Tuttavia, il «liberalismo metodologico», in realtà anche per Schumpeter
(implicazione sfuggita a Roncaglia), del tutto libero non è. Infatti,
l’economista austriaco per giustificare il suo disordine-ordinato, invoca
l’intervento, malgrado la denomini « logica delle cose», di una mano invisibile
che regolerebbe il divenire delle scienze sociali, e più in generale l’agire
umano: esiste, infatti, rileva Schumpeter, «una forza ineluttabile, che
costringe i ricercatori nei loro ranghi e crea una linea di sviluppo come
fenomeno reale , di certo non retta, ma alla fine comunque uniforme »: una «
logica delle cose» che pare essere indipendente dal volere individuale e di
gruppo (…). Di qui il paradosso (…) quanto meno conseguente appare un programma
unitario di lavoro, tanto più conseguente si presenterà lo sviluppo che raffigura
il panorama retrospettivo di lungo periodo (…) . Alla fine, ognuno, dopo che si
sono esaurite le esagerazioni (…) si inserisce ad un certo punto
nell’esistente».
Insomma, come giustamente nota anche Zanini, libertà sì, ma con giudizio, Per
farla breve, secondo Schumpeter, al massimo della libertà, una volta in cima,
si sostituisce il massimo del conformismo, e così via, a cicli alterni, lungo
una sorta di accidentata orografia politica e sociologica.

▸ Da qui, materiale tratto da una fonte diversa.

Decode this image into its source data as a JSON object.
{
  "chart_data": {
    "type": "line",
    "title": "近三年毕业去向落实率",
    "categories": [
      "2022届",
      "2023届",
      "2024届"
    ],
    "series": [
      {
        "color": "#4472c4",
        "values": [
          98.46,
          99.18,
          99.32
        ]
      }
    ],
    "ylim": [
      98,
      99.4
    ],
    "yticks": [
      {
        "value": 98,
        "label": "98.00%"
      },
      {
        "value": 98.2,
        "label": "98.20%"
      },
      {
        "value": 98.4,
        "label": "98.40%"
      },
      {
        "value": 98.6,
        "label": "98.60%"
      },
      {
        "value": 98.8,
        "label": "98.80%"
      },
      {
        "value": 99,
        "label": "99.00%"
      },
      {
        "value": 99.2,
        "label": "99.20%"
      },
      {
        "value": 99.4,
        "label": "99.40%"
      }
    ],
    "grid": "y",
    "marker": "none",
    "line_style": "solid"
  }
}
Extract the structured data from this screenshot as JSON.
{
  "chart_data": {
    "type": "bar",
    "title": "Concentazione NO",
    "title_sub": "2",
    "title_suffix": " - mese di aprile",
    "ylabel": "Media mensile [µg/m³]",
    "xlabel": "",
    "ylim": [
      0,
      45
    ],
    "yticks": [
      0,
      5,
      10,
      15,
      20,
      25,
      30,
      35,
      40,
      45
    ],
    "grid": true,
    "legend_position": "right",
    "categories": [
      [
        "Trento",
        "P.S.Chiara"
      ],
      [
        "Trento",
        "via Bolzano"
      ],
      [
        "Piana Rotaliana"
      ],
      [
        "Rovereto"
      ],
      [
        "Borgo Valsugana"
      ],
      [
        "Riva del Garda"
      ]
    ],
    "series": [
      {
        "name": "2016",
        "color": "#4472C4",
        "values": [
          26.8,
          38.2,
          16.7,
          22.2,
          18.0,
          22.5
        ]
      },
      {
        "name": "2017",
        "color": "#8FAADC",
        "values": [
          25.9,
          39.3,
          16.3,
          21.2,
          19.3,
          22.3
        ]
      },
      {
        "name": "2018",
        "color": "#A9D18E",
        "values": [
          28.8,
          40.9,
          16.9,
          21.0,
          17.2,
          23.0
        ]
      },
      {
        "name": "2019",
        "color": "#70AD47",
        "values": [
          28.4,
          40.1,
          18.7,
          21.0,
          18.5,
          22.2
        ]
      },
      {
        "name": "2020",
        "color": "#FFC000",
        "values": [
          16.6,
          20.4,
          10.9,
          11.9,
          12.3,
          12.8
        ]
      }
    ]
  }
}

Come pare imporre la
logica o mano invisibile delle cose umane. Ma per andare dove? Il pessimismo di
Schumpeter è noto. Per lui la mano invisibile non sempre tende al bene. Mentre
per gli economisti-pappagalli, vale tuttora il contrario.
Certo, anche nell’economista austriaco sempre di mano invisibile si parla. Ma
senza happy end . Il che di questi tempi non è poco. Perciò, bentornato
professor Schumpeter! Finalmente, fra tanti pappagalli, una vera aquila.